Knitting Without Training Wheels

Kidney WarmerWith chilly weather having arrived at last, I found myself longing for more warmth. In my online browsing, I came across the fabulous Japanese concept of Haramaki, or as I like to call them, “kidney warmers.” Perfect! I have a decent stash of yarn, and had been wanting to start a new knitting project, so off I went in search of a pattern. You see, even though I’ve been knitting for years, I never learned to trust myself to just whip something up, no matter how simple.

I hear you chuckling to yourself. Yes, indeed, knitting is a microcosm of my personal macrocosm.

Anyhow, the universe had me on her list that day because while there were plenty of sewing patterns, none of the few knitting patterns online were what I was looking for. The goal was something simple, woolen, and that didn’t require purchasing anything. I got irritated after attempting a variety of search terms. This was EXACTLY what I wanted, and it should be so straightforward. Why did no one have a simple, non-frumpy kidney warmer pattern in the vastness of the worldwide web? Feeling defeated, I went to the closet and inventoried my yarn and needles. I pulled out the Brooklyn Tweed Shelter that I’d been saving forever, ran my fingers over its soft lightness with longing, and made a decision. Find your gauge, measure your body, and just make the darned thing! It’s nothing terribly advanced. Just cast-on, knit and purl. What’s the worst thing that could happen, for crying out loud? Deep breath. When I eventually cast-on, I felt strangely liberated, and the creativity began to flow… Go figure!

It’s funny. I used to be the same way with cooking, relying heavily on recipes beyond the point when I needed them for the basics. Finally, one day, I  realized that I had all the tools I needed to shift from simply following directions to a place of imaginative experimentation, and make that next leap into learning by pure experience, with recipes popping into the picture for inspiration as desired. It changed my world for the better.

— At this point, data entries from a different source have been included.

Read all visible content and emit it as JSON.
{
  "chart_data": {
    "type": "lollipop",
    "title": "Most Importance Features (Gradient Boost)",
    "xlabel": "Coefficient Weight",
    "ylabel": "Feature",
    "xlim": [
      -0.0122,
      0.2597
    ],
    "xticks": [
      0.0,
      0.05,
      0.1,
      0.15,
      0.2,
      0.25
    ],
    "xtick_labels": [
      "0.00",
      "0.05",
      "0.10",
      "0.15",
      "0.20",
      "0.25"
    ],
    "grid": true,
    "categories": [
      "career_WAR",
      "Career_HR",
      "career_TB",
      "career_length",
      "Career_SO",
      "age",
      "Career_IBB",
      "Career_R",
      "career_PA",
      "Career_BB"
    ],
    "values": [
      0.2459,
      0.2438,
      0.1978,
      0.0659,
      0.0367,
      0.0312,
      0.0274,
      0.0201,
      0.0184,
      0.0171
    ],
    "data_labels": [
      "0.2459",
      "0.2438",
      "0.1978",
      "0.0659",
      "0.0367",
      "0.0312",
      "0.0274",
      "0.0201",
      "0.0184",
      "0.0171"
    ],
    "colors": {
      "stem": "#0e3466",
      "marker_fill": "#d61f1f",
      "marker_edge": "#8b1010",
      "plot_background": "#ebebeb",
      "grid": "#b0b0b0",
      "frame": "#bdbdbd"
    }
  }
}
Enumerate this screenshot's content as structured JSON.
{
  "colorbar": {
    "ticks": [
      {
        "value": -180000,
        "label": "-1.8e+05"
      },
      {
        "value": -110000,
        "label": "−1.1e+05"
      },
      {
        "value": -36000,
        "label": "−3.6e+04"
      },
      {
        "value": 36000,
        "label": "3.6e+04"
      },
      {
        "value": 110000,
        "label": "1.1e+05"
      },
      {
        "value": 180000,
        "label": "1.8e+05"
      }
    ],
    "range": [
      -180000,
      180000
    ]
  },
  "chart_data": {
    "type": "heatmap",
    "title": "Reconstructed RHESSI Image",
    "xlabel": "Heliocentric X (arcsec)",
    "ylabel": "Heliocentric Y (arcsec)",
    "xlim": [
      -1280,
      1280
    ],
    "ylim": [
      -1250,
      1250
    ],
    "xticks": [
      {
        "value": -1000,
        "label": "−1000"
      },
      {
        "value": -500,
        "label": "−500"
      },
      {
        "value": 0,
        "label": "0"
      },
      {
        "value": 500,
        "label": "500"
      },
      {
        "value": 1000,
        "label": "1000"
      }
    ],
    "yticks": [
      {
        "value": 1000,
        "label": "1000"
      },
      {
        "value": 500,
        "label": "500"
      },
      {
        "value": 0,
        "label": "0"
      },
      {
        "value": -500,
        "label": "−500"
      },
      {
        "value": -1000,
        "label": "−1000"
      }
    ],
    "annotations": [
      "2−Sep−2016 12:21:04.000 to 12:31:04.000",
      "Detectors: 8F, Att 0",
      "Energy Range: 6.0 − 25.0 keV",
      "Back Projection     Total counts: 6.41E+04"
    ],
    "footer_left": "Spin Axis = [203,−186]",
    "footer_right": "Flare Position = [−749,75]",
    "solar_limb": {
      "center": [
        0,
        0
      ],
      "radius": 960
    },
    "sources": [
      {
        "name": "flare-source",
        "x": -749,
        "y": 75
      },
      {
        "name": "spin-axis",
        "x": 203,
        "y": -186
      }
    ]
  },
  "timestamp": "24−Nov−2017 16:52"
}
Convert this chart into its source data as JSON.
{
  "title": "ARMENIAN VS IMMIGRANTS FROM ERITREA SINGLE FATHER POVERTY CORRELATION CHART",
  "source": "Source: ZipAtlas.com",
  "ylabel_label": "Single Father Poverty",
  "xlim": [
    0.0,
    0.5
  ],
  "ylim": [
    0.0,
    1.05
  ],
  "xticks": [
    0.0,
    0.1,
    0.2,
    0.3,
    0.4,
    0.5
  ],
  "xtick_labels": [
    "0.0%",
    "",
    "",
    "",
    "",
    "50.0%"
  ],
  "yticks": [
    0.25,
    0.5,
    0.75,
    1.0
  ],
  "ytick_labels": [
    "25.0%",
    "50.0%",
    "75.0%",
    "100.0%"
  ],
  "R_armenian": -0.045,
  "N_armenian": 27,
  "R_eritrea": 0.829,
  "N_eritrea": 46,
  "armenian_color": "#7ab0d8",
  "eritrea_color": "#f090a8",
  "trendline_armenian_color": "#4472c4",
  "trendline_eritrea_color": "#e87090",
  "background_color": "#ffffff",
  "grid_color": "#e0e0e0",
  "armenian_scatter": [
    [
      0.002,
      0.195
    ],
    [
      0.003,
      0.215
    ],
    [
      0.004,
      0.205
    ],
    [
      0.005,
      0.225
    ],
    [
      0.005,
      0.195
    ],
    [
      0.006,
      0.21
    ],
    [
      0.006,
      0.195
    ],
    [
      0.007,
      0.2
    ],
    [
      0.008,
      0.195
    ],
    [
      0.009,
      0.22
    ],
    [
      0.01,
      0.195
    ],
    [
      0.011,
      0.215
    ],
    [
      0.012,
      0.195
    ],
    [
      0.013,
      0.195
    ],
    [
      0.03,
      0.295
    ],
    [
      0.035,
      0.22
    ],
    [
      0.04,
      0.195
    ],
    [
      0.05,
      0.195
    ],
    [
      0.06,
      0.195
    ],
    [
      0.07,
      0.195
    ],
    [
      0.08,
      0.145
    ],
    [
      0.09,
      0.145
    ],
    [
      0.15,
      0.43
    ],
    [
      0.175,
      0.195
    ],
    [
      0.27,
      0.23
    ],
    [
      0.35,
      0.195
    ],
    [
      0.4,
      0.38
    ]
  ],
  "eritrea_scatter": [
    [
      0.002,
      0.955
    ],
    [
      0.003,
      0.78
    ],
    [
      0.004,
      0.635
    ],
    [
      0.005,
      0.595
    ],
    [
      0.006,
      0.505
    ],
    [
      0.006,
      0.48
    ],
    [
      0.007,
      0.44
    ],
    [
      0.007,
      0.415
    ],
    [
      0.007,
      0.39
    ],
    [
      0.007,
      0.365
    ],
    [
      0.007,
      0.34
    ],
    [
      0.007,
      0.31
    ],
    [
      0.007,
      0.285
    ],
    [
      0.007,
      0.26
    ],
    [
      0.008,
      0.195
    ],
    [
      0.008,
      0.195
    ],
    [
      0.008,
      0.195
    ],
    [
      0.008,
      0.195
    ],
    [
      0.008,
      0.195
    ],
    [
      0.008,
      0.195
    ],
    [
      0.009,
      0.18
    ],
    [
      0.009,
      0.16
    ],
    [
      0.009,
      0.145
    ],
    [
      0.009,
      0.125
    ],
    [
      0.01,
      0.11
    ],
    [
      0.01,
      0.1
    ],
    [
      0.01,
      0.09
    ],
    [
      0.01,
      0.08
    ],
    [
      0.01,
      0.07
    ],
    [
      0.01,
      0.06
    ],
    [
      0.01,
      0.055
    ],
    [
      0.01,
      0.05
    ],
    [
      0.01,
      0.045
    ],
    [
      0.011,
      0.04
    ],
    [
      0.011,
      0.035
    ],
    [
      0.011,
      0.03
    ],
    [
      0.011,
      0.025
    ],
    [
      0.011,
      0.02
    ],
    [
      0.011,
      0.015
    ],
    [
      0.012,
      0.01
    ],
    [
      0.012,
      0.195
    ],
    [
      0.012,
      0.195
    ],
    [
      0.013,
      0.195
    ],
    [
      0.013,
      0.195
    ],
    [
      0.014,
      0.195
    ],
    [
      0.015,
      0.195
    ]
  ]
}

The weight of the recipe was lifted, and to this day, I still love cooking and playing in the kitchen, even though it is a “required chore.”

By the same token, I’ve been steadily gathering wisdom about healing with food, herbs, and holistic lifestyle choices for years. It is what lights me up inside, and until recently, left me feeling constantly guilty because, “How can I be so passionate about this work, in a way that I have never been about my ‘real’ job?” When I left that “real” job and made the move to pursue holistic healing full time, I was filled with joy and hope the likes of which my soul had not felt for decades. Shortly thereafter, I started to realize that, “This is finally IT!” Yet, “How on earth do I structure ‘it’ to not only contribute to the world, but also make a living without it transforming into a form of punishment?” So what did I do? I turned around and picked a fight with someone whom I love and respect. (I know, trust me, looking back I am as utterly confused by this progression as you are!) I was convinced that I needed a pattern; an exact recipe for this leg of the journey. I was also terrified of missing the boat on what I’d discovered, and like a preschooler, felt compelled to fight for it. The crazy thing was, it wasn’t going anywhere. I’m not sure why I felt such an urge to aggressively prove my worthiness and literally fight for something that I love, even though it was sitting right there in my lap, asking to be embraced, but I did. Fortunately, my dear mentor wasn’t about to accept my shenanigans, and promptly knocked some sense into me and managed to help coax out the root of it.

Constantly worrying about “messing it up” is paralyzing. It induces anxiety and, like a chemical reaction, converts the joyful into the stressful. Worry is destructive.

I made a small error in my knitting project (which I hate doing by the way – I usually get so angry with myself and spend hours ripping it out, even if it’s not a big deal), and had to make a choice to just move past it and accept it as part of the process or go back and fix it. Yup, you guessed it, the same holds true on this next journey. Perfection is impossible. When those bumps in the road come along, one can choose to either just keep going, or take a few steps back and fix it. Not all bumps are created equal, and they are an inevitable part of life. Either course adds to the arsenal of experience that shapes people and practitioners.

There is no pattern for what I have embarked on. The paths outlined in textbooks are a general guide to be rolled around in the mind, but I’ve come to accept that I am fundamentally stubborn as heck about doing things my own way. I have a deep need to shape things that I do into my own, for that creative process is a part of what feeds my spirit and serves to keep my passion kindled and the result authentic.

At the root of my soul, I know that “The Way” will emerge organically through the marriage of my stash of wisdom, tools consistently acquired through ongoing study and life, the guidance of mentors, and the creativity that flows when I release fear and simply let go and let be.

Like the elusive Haramaki, it will be simple, yet strong, soft, and warm, with a touch of elegance, and made with love, and all must come from within.